O Memorando 61 da SIT/MTb, porém, segundo experiente auditor que dedica sua vida ao combate ao trabalho escravo, é um papel para inglês ver. Um faz de conta. Pode não passar de uma tentativa de amenizar a situação e deixar o caso cair no esquecimento. Afinal, como diz o auditor no qual o Blog confia plenamente por ser testemunha do seu trabalho, “como iremos ignorar a Portaria Ministerial? Se é para não ser seguida, que a revoguem. O que querem é distrair as atenções”.

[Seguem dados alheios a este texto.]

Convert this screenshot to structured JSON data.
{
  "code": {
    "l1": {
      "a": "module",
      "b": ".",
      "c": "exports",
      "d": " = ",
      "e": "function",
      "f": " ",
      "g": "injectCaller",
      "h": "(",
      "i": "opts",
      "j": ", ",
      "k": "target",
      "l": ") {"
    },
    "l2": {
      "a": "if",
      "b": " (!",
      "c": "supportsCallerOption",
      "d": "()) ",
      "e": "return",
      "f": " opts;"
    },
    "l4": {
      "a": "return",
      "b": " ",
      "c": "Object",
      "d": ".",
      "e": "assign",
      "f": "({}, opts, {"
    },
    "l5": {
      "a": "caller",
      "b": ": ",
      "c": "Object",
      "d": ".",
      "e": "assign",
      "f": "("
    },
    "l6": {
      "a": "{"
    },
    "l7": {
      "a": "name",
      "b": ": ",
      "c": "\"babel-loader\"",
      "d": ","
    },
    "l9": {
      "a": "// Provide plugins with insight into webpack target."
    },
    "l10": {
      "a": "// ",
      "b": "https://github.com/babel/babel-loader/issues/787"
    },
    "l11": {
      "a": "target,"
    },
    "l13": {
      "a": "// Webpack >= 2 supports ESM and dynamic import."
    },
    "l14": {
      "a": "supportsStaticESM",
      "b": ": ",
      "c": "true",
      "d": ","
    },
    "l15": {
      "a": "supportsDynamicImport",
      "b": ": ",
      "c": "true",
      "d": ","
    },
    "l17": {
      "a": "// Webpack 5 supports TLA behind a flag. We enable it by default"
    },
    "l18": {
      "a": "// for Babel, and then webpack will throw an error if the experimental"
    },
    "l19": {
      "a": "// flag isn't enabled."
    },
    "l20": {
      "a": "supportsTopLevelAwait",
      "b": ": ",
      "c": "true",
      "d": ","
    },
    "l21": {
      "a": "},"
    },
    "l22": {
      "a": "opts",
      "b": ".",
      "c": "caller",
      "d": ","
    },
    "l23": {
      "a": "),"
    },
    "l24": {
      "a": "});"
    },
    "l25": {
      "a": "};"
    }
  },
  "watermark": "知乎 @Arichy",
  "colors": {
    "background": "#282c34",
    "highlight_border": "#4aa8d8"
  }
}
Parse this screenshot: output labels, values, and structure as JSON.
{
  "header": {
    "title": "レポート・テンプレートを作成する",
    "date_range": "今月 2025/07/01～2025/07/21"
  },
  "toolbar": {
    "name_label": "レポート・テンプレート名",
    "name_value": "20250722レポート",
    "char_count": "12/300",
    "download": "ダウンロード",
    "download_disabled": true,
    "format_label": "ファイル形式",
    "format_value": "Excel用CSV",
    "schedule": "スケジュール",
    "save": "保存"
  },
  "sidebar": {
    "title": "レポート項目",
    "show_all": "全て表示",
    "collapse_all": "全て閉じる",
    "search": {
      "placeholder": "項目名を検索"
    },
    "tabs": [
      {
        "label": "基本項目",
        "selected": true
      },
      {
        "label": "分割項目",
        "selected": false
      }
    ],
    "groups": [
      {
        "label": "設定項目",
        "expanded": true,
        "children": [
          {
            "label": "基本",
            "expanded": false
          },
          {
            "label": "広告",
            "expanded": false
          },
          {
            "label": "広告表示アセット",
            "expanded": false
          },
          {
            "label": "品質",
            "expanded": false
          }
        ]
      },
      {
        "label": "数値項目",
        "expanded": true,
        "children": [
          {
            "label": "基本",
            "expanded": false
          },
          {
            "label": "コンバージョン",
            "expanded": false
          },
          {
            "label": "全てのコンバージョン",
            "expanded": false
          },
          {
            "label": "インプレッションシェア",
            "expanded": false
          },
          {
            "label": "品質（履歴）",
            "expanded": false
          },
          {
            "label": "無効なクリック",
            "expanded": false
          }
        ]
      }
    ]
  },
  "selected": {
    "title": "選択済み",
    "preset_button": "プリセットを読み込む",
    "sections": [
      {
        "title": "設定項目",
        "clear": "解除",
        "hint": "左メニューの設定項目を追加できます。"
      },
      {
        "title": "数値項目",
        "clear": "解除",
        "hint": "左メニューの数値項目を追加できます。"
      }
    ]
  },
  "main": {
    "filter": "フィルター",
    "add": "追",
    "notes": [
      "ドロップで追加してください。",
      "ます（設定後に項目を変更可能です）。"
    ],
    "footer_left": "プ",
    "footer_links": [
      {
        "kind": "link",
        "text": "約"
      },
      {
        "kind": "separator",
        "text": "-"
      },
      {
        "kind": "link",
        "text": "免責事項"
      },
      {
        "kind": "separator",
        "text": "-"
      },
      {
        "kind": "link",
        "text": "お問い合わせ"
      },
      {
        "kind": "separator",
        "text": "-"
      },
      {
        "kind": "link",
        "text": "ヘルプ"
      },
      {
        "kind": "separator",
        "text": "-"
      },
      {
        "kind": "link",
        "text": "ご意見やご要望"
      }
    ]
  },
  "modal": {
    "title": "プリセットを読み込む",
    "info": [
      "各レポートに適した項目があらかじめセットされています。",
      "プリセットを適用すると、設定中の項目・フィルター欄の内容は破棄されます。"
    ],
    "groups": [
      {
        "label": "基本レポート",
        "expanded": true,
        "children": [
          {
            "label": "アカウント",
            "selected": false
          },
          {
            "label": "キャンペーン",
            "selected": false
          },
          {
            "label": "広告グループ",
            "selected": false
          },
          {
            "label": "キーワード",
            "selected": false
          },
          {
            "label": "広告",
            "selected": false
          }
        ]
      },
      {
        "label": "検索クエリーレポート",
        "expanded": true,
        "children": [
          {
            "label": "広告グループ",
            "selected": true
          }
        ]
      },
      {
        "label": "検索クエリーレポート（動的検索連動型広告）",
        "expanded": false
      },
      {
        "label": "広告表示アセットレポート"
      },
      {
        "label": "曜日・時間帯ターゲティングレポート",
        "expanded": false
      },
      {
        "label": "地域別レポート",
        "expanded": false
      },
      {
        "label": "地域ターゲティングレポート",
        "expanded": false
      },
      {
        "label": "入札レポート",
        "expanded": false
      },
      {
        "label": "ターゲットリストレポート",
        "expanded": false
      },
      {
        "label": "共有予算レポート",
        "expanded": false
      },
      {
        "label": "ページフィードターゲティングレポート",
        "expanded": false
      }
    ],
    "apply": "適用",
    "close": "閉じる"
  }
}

A prevalecer a Portaria. o governo Temer viverá mais um escândalo internacional. Tal como ocorreu ao tentar extinguir a Reserva Nacional de Cobre e Associados (Renca). No caso da Renca, a pressão interna e externa foi tanta que o presidente golpista e mal visto por todos abandonou a ideia um mês depois de assinar o primeiro decreto liberando a área à sanha das mineradoras. A tendência da pressão internacional no caso da fiscalização ao trabalho escravo é real. Não será estranho, inclusive, se uma censura, ainda que de forma diplomática ou, quem sabe, como se fosse uma oração, partir do Papa Francisco.
Mas, em uma hipótese que deve ser considera em se tratando do grupo que se aboletou no poder e dele não quer sair, pode estar em trama um jogo maquiavélico. A Portaria foi editada em surdina e veio ao conhecimento público -estrategicamente, como dissemos – às vésperas de a Câmara decidir o futuro da denúncia contra o presidente. Ela atende os anseios da bancada ruralista. Quem garante que, após obter os votos destes deputados, o governo golpista não irá, invocando a pressão popular e possivelmente externa, dar o feito por não feito?
Na canetada de um ministro, sem a participação da chamada área técnica, modificou-se a forma como os auditores do trabalho fiscalizam e autuam a exploração da mão de obra por meio degradantes, considerada análoga ao escravagismo. Foi uma jogada de um governo ilegítimo e impopular para agradar a um nicho da sociedade.
Uma tentativa do presidente se safar da segunda denúncia pelos supostos crimes que cometeu. Mas, é um agrado perfeito aos barões da agricultura brasileira que ainda não se convenceram do fim da escravidão.
Agrado que se torna óbvio na satisfação do ministro da Agricultura, o agropecuarista Blairo Maggi. Em nota de apoio, diz que “ninguém quer ou deve ser favorável ao trabalho escravo, mas ser penalizado por questões ideológicas ou porque o fiscal está de mau humor não é justo. Parabéns presidente Michel Temer. Parabéns ao ministro (do Trabalho) Ronaldo Nogueira“.
Trabalho escravo, ministro, não é questão ideológica. É fato concreto. Exploração do homem pelo homem, ou, talvez, do homem pela fera capitalista que só visa o lucro.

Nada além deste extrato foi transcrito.